Even as the market turns on tech-focused growth deals struck at skyhigh valuations over the past year, growth shops flush with capital are eyeing potential valuation and prices that have been available for years.
In this environment, Thoma Bravo, in recent years a fundraising machine, is eyeing a final close on its debut growth pool on at least $2 billion, sources told Buyouts. The fund had raised about $1.5 billion as of December, according to a Form D fundraising document.
Thoma Bravo Growth Fund has been quietly marketing to a select group of limited partners. The fund started investing and is expected to have a final close later this year. Because of the pace of deployment, Thoma’s growth team could launch Fund II sometime in the first half of 2023, sources said.
The growth strategy is being run by partners Ross Devor, who re-joined Thoma Bravo this year, and Robert Sayle, who started at the firm in 2005 as an associate. Devor first joined Thoma Bravo in 2009, left and worked at Insight Partners from 2013 to this year, according to his LinkedIn profile.

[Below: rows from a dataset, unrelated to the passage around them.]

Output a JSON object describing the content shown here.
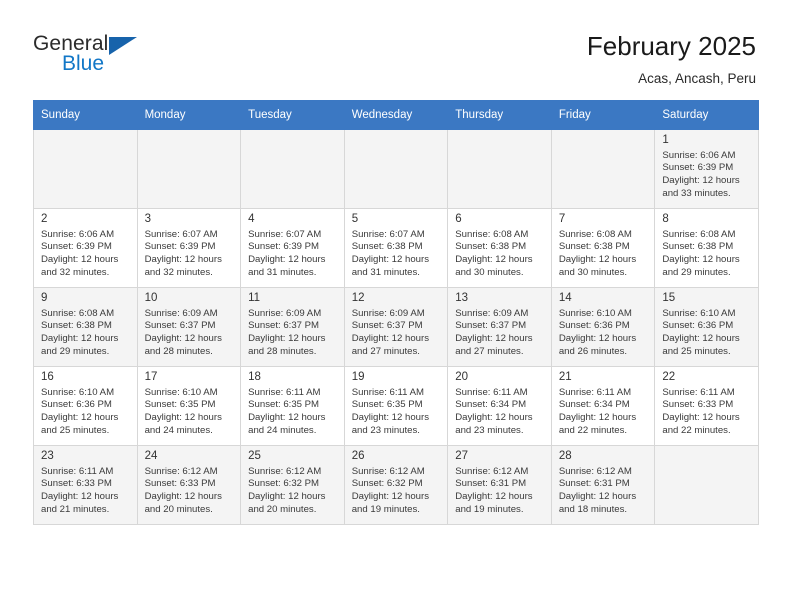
{
  "brand": {
    "word1": "General",
    "word2": "Blue",
    "flag_icon": "triangle-flag-icon",
    "accent_color": "#1277c7",
    "flag_color": "#1763ab"
  },
  "header": {
    "title": "February 2025",
    "subtitle": "Acas, Ancash, Peru"
  },
  "calendar": {
    "header_color": "#3b78c3",
    "weekday_headers": [
      "Sunday",
      "Monday",
      "Tuesday",
      "Wednesday",
      "Thursday",
      "Friday",
      "Saturday"
    ],
    "labels": {
      "sunrise": "Sunrise:",
      "sunset": "Sunset:",
      "daylight": "Daylight:"
    },
    "weeks": [
      [
        {
          "day": "",
          "empty": true
        },
        {
          "day": "",
          "empty": true
        },
        {
          "day": "",
          "empty": true
        },
        {
          "day": "",
          "empty": true
        },
        {
          "day": "",
          "empty": true
        },
        {
          "day": "",
          "empty": true
        },
        {
          "day": "1",
          "sunrise": "Sunrise: 6:06 AM",
          "sunset": "Sunset: 6:39 PM",
          "daylight1": "Daylight: 12 hours",
          "daylight2": "and 33 minutes."
        }
      ],
      [
        {
          "day": "2",
          "sunrise": "Sunrise: 6:06 AM",
          "sunset": "Sunset: 6:39 PM",
          "daylight1": "Daylight: 12 hours",
          "daylight2": "and 32 minutes."
        },
        {
          "day": "3",
          "sunrise": "Sunrise: 6:07 AM",
          "sunset": "Sunset: 6:39 PM",
          "daylight1": "Daylight: 12 hours",
          "daylight2": "and 32 minutes."
        },
        {
          "day": "4",
          "sunrise": "Sunrise: 6:07 AM",
          "sunset": "Sunset: 6:39 PM",
          "daylight1": "Daylight: 12 hours",
          "daylight2": "and 31 minutes."
        },
        {
          "day": "5",
          "sunrise": "Sunrise: 6:07 AM",
          "sunset": "Sunset: 6:38 PM",
          "daylight1": "Daylight: 12 hours",
          "daylight2": "and 31 minutes."
        },
        {
          "day": "6",
          "sunrise": "Sunrise: 6:08 AM",
          "sunset": "Sunset: 6:38 PM",
          "daylight1": "Daylight: 12 hours",
          "daylight2": "and 30 minutes."
        },
        {
          "day": "7",
          "sunrise": "Sunrise: 6:08 AM",
          "sunset": "Sunset: 6:38 PM",
          "daylight1": "Daylight: 12 hours",
          "daylight2": "and 30 minutes."
        },
        {
          "day": "8",
          "sunrise": "Sunrise: 6:08 AM",
          "sunset": "Sunset: 6:38 PM",
          "daylight1": "Daylight: 12 hours",
          "daylight2": "and 29 minutes."
        }
      ],
      [
        {
          "day": "9",
          "sunrise": "Sunrise: 6:08 AM",
          "sunset": "Sunset: 6:38 PM",
          "daylight1": "Daylight: 12 hours",
          "daylight2": "and 29 minutes."
        },
        {
          "day": "10",
          "sunrise": "Sunrise: 6:09 AM",
          "sunset": "Sunset: 6:37 PM",
          "daylight1": "Daylight: 12 hours",
          "daylight2": "and 28 minutes."
        },
        {
          "day": "11",
          "sunrise": "Sunrise: 6:09 AM",
          "sunset": "Sunset: 6:37 PM",
          "daylight1": "Daylight: 12 hours",
          "daylight2": "and 28 minutes."
        },
        {
          "day": "12",
          "sunrise": "Sunrise: 6:09 AM",
          "sunset": "Sunset: 6:37 PM",
          "daylight1": "Daylight: 12 hours",
          "daylight2": "and 27 minutes."
        },
        {
          "day": "13",
          "sunrise": "Sunrise: 6:09 AM",
          "sunset": "Sunset: 6:37 PM",
          "daylight1": "Daylight: 12 hours",
          "daylight2": "and 27 minutes."
        },
        {
          "day": "14",
          "sunrise": "Sunrise: 6:10 AM",
          "sunset": "Sunset: 6:36 PM",
          "daylight1": "Daylight: 12 hours",
          "daylight2": "and 26 minutes."
        },
        {
          "day": "15",
          "sunrise": "Sunrise: 6:10 AM",
          "sunset": "Sunset: 6:36 PM",
          "daylight1": "Daylight: 12 hours",
          "daylight2": "and 25 minutes."
        }
      ],
      [
        {
          "day": "16",
          "sunrise": "Sunrise: 6:10 AM",
          "sunset": "Sunset: 6:36 PM",
          "daylight1": "Daylight: 12 hours",
          "daylight2": "and 25 minutes."
        },
        {
          "day": "17",
          "sunrise": "Sunrise: 6:10 AM",
          "sunset": "Sunset: 6:35 PM",
          "daylight1": "Daylight: 12 hours",
          "daylight2": "and 24 minutes."
        },
        {
          "day": "18",
          "sunrise": "Sunrise: 6:11 AM",
          "sunset": "Sunset: 6:35 PM",
          "daylight1": "Daylight: 12 hours",
          "daylight2": "and 24 minutes."
        },
        {
          "day": "19",
          "sunrise": "Sunrise: 6:11 AM",
          "sunset": "Sunset: 6:35 PM",
          "daylight1": "Daylight: 12 hours",
          "daylight2": "and 23 minutes."
        },
        {
          "day": "20",
          "sunrise": "Sunrise: 6:11 AM",
          "sunset": "Sunset: 6:34 PM",
          "daylight1": "Daylight: 12 hours",
          "daylight2": "and 23 minutes."
        },
        {
          "day": "21",
          "sunrise": "Sunrise: 6:11 AM",
          "sunset": "Sunset: 6:34 PM",
          "daylight1": "Daylight: 12 hours",
          "daylight2": "and 22 minutes."
        },
        {
          "day": "22",
          "sunrise": "Sunrise: 6:11 AM",
          "sunset": "Sunset: 6:33 PM",
          "daylight1": "Daylight: 12 hours",
          "daylight2": "and 22 minutes."
        }
      ],
      [
        {
          "day": "23",
          "sunrise": "Sunrise: 6:11 AM",
          "sunset": "Sunset: 6:33 PM",
          "daylight1": "Daylight: 12 hours",
          "daylight2": "and 21 minutes."
        },
        {
          "day": "24",
          "sunrise": "Sunrise: 6:12 AM",
          "sunset": "Sunset: 6:33 PM",
          "daylight1": "Daylight: 12 hours",
          "daylight2": "and 20 minutes."
        },
        {
          "day": "25",
          "sunrise": "Sunrise: 6:12 AM",
          "sunset": "Sunset: 6:32 PM",
          "daylight1": "Daylight: 12 hours",
          "daylight2": "and 20 minutes."
        },
        {
          "day": "26",
          "sunrise": "Sunrise: 6:12 AM",
          "sunset": "Sunset: 6:32 PM",
          "daylight1": "Daylight: 12 hours",
          "daylight2": "and 19 minutes."
        },
        {
          "day": "27",
          "sunrise": "Sunrise: 6:12 AM",
          "sunset": "Sunset: 6:31 PM",
          "daylight1": "Daylight: 12 hours",
          "daylight2": "and 19 minutes."
        },
        {
          "day": "28",
          "sunrise": "Sunrise: 6:12 AM",
          "sunset": "Sunset: 6:31 PM",
          "daylight1": "Daylight: 12 hours",
          "daylight2": "and 18 minutes."
        },
        {
          "day": "",
          "empty": true
        }
      ]
    ]
  }
}
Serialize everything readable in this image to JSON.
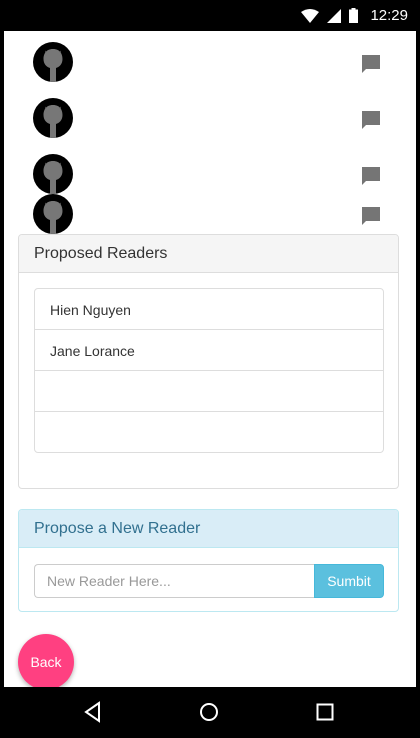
{
  "status_bar": {
    "time": "12:29"
  },
  "proposed_readers": {
    "title": "Proposed Readers",
    "readers": [
      "Hien Nguyen",
      "Jane Lorance",
      "",
      ""
    ]
  },
  "propose_new": {
    "title": "Propose a New Reader",
    "input_placeholder": "New Reader Here...",
    "input_value": "",
    "submit_label": "Sumbit"
  },
  "back_label": "Back",
  "colors": {
    "accent_pink": "#ff4081",
    "info_button": "#5bc0de",
    "info_heading_bg": "#d9edf7",
    "info_heading_text": "#31708f"
  },
  "icons": {
    "avatar": "github-octocat-icon",
    "comment": "comment-icon",
    "nav_back": "triangle-back-icon",
    "nav_home": "circle-home-icon",
    "nav_recents": "square-recents-icon"
  }
}
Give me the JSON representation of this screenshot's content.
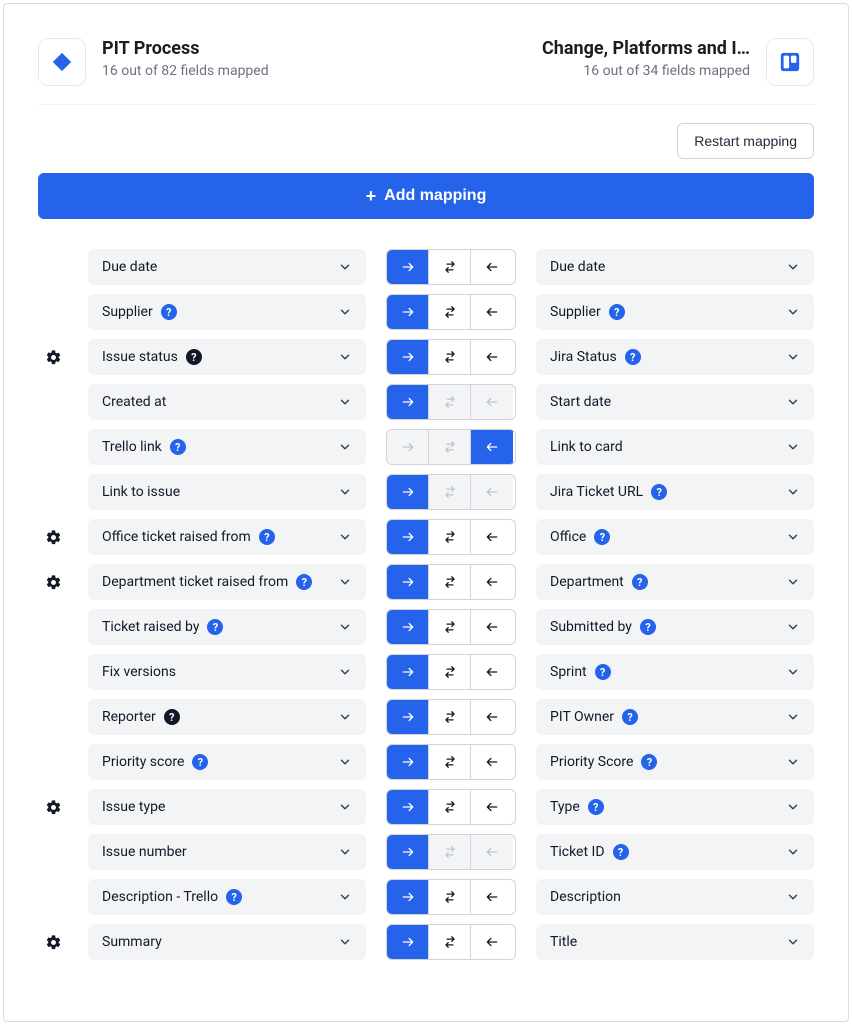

Non-control investments through minority stakes is a new strategy for Thoma Bravo, but the firm will continue to target its area of expertise, which is software and technology. The firm “expects its knowledge and a proactive deal-sourcing program to lead to many of the growth funds’ investment opportunities,” according to the firm’s Form ADV.
The growth fund will target investments in later-stage software companies, the ADV said. The firm will make an initial investment and may follow up with additional capital in later financing rounds, the ADV said.
A meaningful portion of the growth fund portfolio companies could seek investments from public markets, the ADV said.
A spokesperson for Thoma Bravo declined to comment.
Earlier this year, managing partner Orlando Bravo told CNBC the tech environment had changed from a philosophy of growth at any cost. “What happened recently is that multiples of these growth stocks went from 20x to 10x. They got cut in half. Now why is that? Our theme and our thesis on it in talking to the big investors, sovereign wealth funds, big state pension plans, the original sources of capital, is that people are getting tired of being money-losing operations,” Bravo said.
“They’re finally digging into the business models, looking at when profitability is going to come and discounting assets that have high growth, but no near-term prospects for profitability. So that correction is here and it’s happened and it’s in effect today.”
Thoma Bravo is in the market with a series of funds, including its fifteenth flagship pool that has been targeting $22 billion. It’s also raising its fourth mid-market fund called Thoma Bravo Discover, targeting $5 billion, and its second Explore fund focused on lower mid-market investments, targeting up to $1.75 billion, Buyouts previously reported.